ECB’s Visco: Higher Asset Buys to Continue Until End-June, But We Remain Flexible

31 March 2021

By David Barwick – FRANKFURT (Econostream) – Accelerated asset purchases by the European Central Bank will continue until the end of June, though the ECB will continue to carry out its purchases with flexibility, Governing Council member Ignazio Visco said on Wednesday.

According to the Report of the Governor to the Ordinary Meeting of Shareholders of Banca d’Italia, which he heads, Visco said that ‘[t]he start of vaccination campaigns in Italy and the rest of the world leads to cautious optimism for the future.’

‘However, there is still great uncertainty about the evolution of the health crisis and, consequently, about the prospects for the economy’, he said.

The Eurosystem would ‘continue to act decisively as long as necessary’, he vowed.

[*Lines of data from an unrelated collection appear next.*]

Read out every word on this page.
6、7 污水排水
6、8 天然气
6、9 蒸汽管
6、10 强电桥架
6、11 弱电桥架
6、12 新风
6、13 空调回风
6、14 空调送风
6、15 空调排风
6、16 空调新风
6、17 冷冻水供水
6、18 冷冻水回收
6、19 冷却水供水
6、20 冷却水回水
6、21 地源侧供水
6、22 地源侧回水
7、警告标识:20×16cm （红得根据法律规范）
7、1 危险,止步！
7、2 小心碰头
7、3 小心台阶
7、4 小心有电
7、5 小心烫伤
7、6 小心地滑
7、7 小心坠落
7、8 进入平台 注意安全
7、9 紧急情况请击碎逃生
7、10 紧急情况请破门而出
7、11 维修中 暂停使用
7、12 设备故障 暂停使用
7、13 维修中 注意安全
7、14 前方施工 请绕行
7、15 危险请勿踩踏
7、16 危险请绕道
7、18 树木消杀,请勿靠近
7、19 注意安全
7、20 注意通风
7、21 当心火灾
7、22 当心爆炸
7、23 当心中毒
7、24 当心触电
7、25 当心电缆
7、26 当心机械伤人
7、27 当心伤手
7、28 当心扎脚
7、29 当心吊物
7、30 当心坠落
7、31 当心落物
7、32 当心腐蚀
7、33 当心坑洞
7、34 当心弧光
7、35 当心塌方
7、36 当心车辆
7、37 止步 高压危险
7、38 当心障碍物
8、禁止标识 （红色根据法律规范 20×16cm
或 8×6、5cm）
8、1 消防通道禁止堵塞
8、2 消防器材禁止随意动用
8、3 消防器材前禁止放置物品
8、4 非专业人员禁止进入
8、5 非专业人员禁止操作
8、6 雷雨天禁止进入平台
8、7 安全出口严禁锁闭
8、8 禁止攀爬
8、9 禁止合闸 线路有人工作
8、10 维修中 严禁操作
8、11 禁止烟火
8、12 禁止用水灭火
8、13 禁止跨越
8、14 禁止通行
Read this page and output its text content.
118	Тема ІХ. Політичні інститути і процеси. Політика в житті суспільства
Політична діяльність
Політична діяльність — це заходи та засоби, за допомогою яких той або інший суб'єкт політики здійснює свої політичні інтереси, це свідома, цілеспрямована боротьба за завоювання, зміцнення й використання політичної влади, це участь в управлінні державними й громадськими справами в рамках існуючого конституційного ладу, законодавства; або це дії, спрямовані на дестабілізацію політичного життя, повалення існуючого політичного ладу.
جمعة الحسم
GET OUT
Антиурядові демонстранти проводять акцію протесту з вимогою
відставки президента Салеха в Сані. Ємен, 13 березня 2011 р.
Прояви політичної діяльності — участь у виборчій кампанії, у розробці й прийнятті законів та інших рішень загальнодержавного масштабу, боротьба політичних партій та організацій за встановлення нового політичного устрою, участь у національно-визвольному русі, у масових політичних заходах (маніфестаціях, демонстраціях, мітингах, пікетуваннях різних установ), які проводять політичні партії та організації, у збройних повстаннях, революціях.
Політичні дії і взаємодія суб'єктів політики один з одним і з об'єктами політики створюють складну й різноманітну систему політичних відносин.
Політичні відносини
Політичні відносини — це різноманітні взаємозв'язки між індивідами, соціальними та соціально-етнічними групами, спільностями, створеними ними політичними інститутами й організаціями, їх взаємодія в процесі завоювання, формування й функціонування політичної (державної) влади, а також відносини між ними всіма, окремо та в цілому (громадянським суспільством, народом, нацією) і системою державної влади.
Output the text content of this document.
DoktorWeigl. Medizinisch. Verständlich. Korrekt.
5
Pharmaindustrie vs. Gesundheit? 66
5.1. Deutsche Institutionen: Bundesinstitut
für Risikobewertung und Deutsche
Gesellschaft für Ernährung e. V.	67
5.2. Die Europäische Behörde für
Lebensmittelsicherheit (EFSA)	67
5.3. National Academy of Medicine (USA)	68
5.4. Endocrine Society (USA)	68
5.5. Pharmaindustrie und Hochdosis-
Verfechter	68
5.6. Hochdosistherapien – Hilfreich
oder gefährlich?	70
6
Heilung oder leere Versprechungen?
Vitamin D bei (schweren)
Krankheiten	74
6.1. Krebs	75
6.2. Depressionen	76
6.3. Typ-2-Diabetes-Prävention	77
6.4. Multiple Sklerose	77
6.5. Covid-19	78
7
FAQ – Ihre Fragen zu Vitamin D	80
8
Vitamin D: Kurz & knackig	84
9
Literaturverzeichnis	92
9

Turning to the ECB’s pandemic emergency purchase programme (PEPP), Visco said that ‘[a]t its meeting on 11 March, the Governing Council decided, on the basis of a joint assessment of financing conditions and the inflation outlook, to significantly increase the pace of purchases under the programme compared with earlier in the year and until the end of June, although interventions will continue to be conducted in a flexible manner according to market conditions.’

Reinvestment of capital from maturing assets purchased under the ECB’s asset purchase programme (APP) would ‘continue as long as necessary and in any case for an extended period of time’ according to the report.

In addition, the ECB’s targeted refinancing operations would ‘continue to play an important role in supporting banks' liquidity’, he said.

Reflecting the Eurosystem’s policy measures, Banca d’Italia’s balance sheet has expanded by nearly 150% since end-2014, Visco said, ‘due to the extraordinary increase in banks' long-term refinancing operations and purchases of government securities and private bonds for monetary policy purposes.’

Net profit of Banca d’Italia in 2020 was €6.3 billion, €2 billion less than in 2019, he said.